Thanks to Parc Cientific of Barcelona we had the opportunity to show AutoDiscovery for the first time to the researchers interested in how this software and exploratory data analysis in general may help in unveiling complex relationships and, ultimately, boost the impact of their scientific papers.
Discovery Is The Goal
The original idea of the presentation was to clarify the differences between data mining and knowledge extraction. To do that, I based my explanation in one of the best works ever publshed on the matter: "From Data Mining to Knowledge Discovery in Databases", authored by Fayad, Piatetsky-Saphiro and Smyth nearly 20 years ago!
One of the key messages of that work is ...
"Knowledge is the end product of a data-driven discovery."
But I took the liberty of changing it slightly by ...
I did it because I think that there is a clear difference between knowledge and discovery as the latter refers to the ultimate goal of doing science in general.
We research to discover. To discover things that may be useful for our Society to live better.
A Real Success Case
The second idea I tried to explain was that AutoDiscovery is an specific tools for an efficient exploratory research that has been succesfully applied in a real research work.
Dr. Trejo's Lab focuses on both basic and therapeutic aspects of the formation of new neurons in the adult brain. In their work "Involvement of specific adult hippocampal neurogenic subpopulations on behavior acquisition and persistence abilities" (currently under peer review), the group analyzed the relationships between the task acquisition scores and the persistence in the acquired behavior and whether a correlation existed between the composition and number of the different subpopulations of immature neurons in the adult murine hippocampus and those acquisition/persistence behavioral parameters.

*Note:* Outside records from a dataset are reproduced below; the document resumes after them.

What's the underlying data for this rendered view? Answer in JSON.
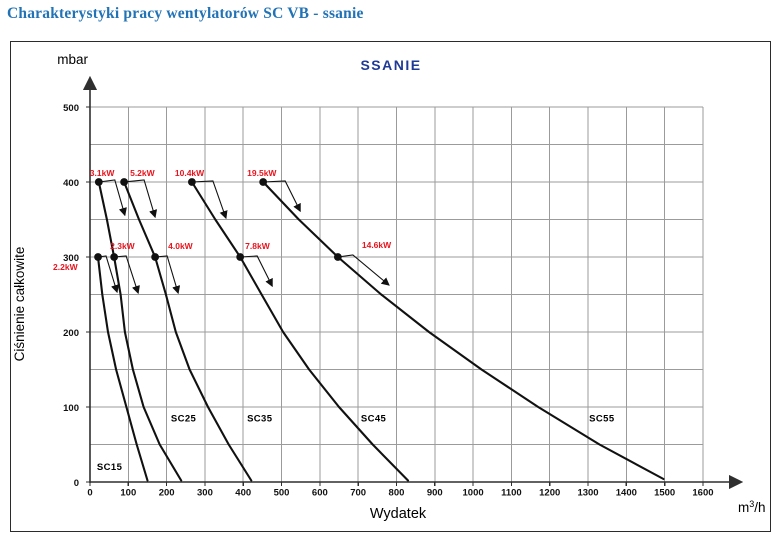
{
  "page": {
    "title": "Charakterystyki pracy wentylatorów SC VB - ssanie"
  },
  "colors": {
    "title_blue": "#2273b6",
    "chart_title_navy": "#1e3a96",
    "power_red": "#e8141e",
    "curve_black": "#111111",
    "grid_gray": "#9b9b9b",
    "axis_dark": "#2f2f2f",
    "tick_text": "#111111"
  },
  "chart_data": {
    "type": "line",
    "title": "SSANIE",
    "xlabel": "Wydatek",
    "x_unit_parts": [
      "m",
      "3",
      "/h"
    ],
    "ylabel": "Ciśnienie całkowite",
    "y_unit": "mbar",
    "xlim": [
      0,
      1600
    ],
    "ylim": [
      0,
      500
    ],
    "x_grid_step": 100,
    "y_grid_step": 50,
    "x_ticks": [
      0,
      100,
      200,
      300,
      400,
      500,
      600,
      700,
      800,
      900,
      1000,
      1100,
      1200,
      1300,
      1400,
      1500,
      1600
    ],
    "y_ticks": [
      0,
      100,
      200,
      300,
      400,
      500
    ],
    "legend": "labels drawn beside curves",
    "series": [
      {
        "name": "SC15",
        "name_label_at": [
          18,
          16
        ],
        "points": [
          [
            21,
            300
          ],
          [
            32,
            250
          ],
          [
            47,
            200
          ],
          [
            68,
            150
          ],
          [
            95,
            100
          ],
          [
            122,
            50
          ],
          [
            150,
            2
          ]
        ],
        "operating_points": [
          {
            "power": "2.2kW",
            "flow": 21,
            "pressure": 300,
            "label_offset": [
              -45,
              13
            ],
            "label_anchor": "start",
            "arrow": [
              8,
              -1,
              19,
              35
            ]
          }
        ]
      },
      {
        "name": "SC25",
        "name_label_at": [
          211,
          81
        ],
        "points": [
          [
            23,
            400
          ],
          [
            44,
            350
          ],
          [
            63,
            300
          ],
          [
            80,
            250
          ],
          [
            91,
            200
          ],
          [
            112,
            150
          ],
          [
            140,
            100
          ],
          [
            182,
            50
          ],
          [
            238,
            2
          ]
        ],
        "operating_points": [
          {
            "power": "3.1kW",
            "flow": 23,
            "pressure": 400,
            "label_offset": [
              -9,
              -6
            ],
            "label_anchor": "start",
            "arrow": [
              16,
              -2,
              26,
              33
            ]
          },
          {
            "power": "2.3kW",
            "flow": 63,
            "pressure": 300,
            "label_offset": [
              -4,
              -8
            ],
            "label_anchor": "start",
            "arrow": [
              12,
              -1,
              24,
              36
            ]
          }
        ]
      },
      {
        "name": "SC35",
        "name_label_at": [
          410,
          81
        ],
        "points": [
          [
            89,
            400
          ],
          [
            128,
            350
          ],
          [
            170,
            300
          ],
          [
            198,
            250
          ],
          [
            224,
            200
          ],
          [
            260,
            150
          ],
          [
            308,
            100
          ],
          [
            362,
            50
          ],
          [
            421,
            2
          ]
        ],
        "operating_points": [
          {
            "power": "5.2kW",
            "flow": 89,
            "pressure": 400,
            "label_offset": [
              6,
              -6
            ],
            "label_anchor": "start",
            "arrow": [
              20,
              -2,
              31,
              35
            ]
          },
          {
            "power": "4.0kW",
            "flow": 170,
            "pressure": 300,
            "label_offset": [
              13,
              -8
            ],
            "label_anchor": "start",
            "arrow": [
              12,
              -1,
              23,
              36
            ]
          }
        ]
      },
      {
        "name": "SC45",
        "name_label_at": [
          707,
          81
        ],
        "points": [
          [
            266,
            400
          ],
          [
            327,
            350
          ],
          [
            392,
            300
          ],
          [
            448,
            250
          ],
          [
            504,
            200
          ],
          [
            572,
            150
          ],
          [
            650,
            100
          ],
          [
            738,
            50
          ],
          [
            830,
            2
          ]
        ],
        "operating_points": [
          {
            "power": "10.4kW",
            "flow": 266,
            "pressure": 400,
            "label_offset": [
              -17,
              -6
            ],
            "label_anchor": "start",
            "arrow": [
              21,
              -1,
              34,
              36
            ]
          },
          {
            "power": "7.8kW",
            "flow": 392,
            "pressure": 300,
            "label_offset": [
              5,
              -8
            ],
            "label_anchor": "start",
            "arrow": [
              17,
              -1,
              32,
              29
            ]
          }
        ]
      },
      {
        "name": "SC55",
        "name_label_at": [
          1303,
          81
        ],
        "points": [
          [
            452,
            400
          ],
          [
            545,
            350
          ],
          [
            647,
            300
          ],
          [
            760,
            250
          ],
          [
            885,
            200
          ],
          [
            1022,
            150
          ],
          [
            1170,
            100
          ],
          [
            1330,
            50
          ],
          [
            1497,
            4
          ]
        ],
        "operating_points": [
          {
            "power": "19.5kW",
            "flow": 452,
            "pressure": 400,
            "label_offset": [
              -16,
              -6
            ],
            "label_anchor": "start",
            "arrow": [
              22,
              -1,
              37,
              29
            ]
          },
          {
            "power": "14.6kW",
            "flow": 647,
            "pressure": 300,
            "label_offset": [
              24,
              -9
            ],
            "label_anchor": "start",
            "arrow": [
              15,
              -2,
              51,
              28
            ]
          }
        ]
      }
    ]
  }
}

They worked full day during more than 8 weeks analysing every correlation between the variables captured. To do that, they used classical statistical packages but very few relevant relationships were identified mainly due to the extremely high amount of manual work required.

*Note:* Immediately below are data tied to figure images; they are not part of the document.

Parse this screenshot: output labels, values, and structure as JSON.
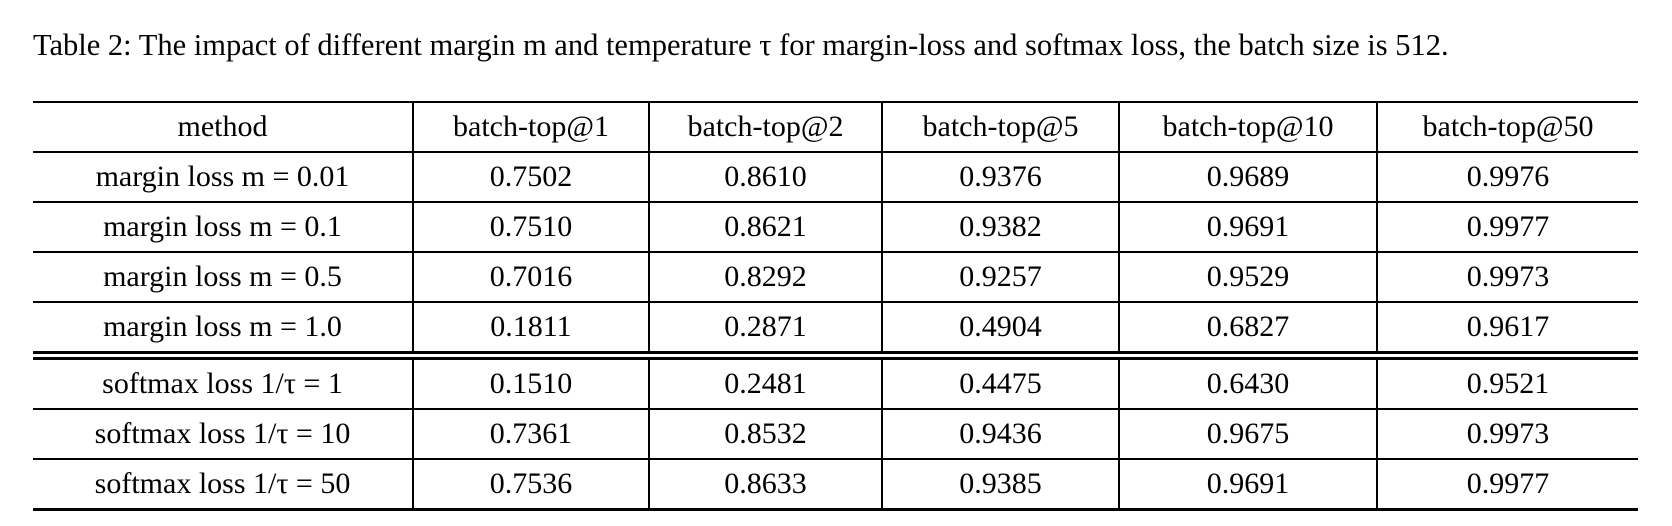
{
  "caption": "Table 2: The impact of different margin m and temperature τ for margin-loss and softmax loss, the batch size is 512.",
  "colors": {
    "text": "#000000",
    "rule": "#000000",
    "background": "#ffffff"
  },
  "table": {
    "columns": [
      "method",
      "batch-top@1",
      "batch-top@2",
      "batch-top@5",
      "batch-top@10",
      "batch-top@50"
    ],
    "groups": [
      {
        "name": "margin-loss",
        "rows": [
          {
            "method": "margin loss m = 0.01",
            "values": [
              "0.7502",
              "0.8610",
              "0.9376",
              "0.9689",
              "0.9976"
            ]
          },
          {
            "method": "margin loss m = 0.1",
            "values": [
              "0.7510",
              "0.8621",
              "0.9382",
              "0.9691",
              "0.9977"
            ]
          },
          {
            "method": "margin loss m = 0.5",
            "values": [
              "0.7016",
              "0.8292",
              "0.9257",
              "0.9529",
              "0.9973"
            ]
          },
          {
            "method": "margin loss m = 1.0",
            "values": [
              "0.1811",
              "0.2871",
              "0.4904",
              "0.6827",
              "0.9617"
            ]
          }
        ]
      },
      {
        "name": "softmax-loss",
        "rows": [
          {
            "method": "softmax loss 1/τ = 1",
            "values": [
              "0.1510",
              "0.2481",
              "0.4475",
              "0.6430",
              "0.9521"
            ]
          },
          {
            "method": "softmax loss 1/τ = 10",
            "values": [
              "0.7361",
              "0.8532",
              "0.9436",
              "0.9675",
              "0.9973"
            ]
          },
          {
            "method": "softmax loss 1/τ = 50",
            "values": [
              "0.7536",
              "0.8633",
              "0.9385",
              "0.9691",
              "0.9977"
            ]
          }
        ]
      }
    ]
  }
}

The main challenge for AutoDiscovery was to improve the conclusions they had to enable their work to be published in a magazine with a higher impact factor.
I explained then that AutoDiscovery took less than 2 hours to find out not only all the correlations that the group had identified during their 8-weeks intensive work but also several key correlations that, with a further confirmatory phase, completed the original hypothesis.
A live demo of AutoDiscovery was finally performed showing the features that helped Dr. Trejo to improve their conclusions:
The automatic consolidation of the hippocampal neurogenic results with the learning (Morris Water Maze test) and anxiety (Plus Maze test) tasks information recorded in different Excel files.
The evaluation of relationships between ratios of variables. In fact, many of the key findings were based on them.
The automatic results sorting, which greatly helped to minimze type II error and focus the scarce resources of the group in the most relevant findings.
The exportation of the relationship table, which facilitated the task of building their own plots for the final paper.
Dr. Trejo Discovered Something Great
Indeed. And much faster than they thought. But the best thing of all was that their work was finally presented to a much better magazine which represents the ultimate goal of AutoDiscovery.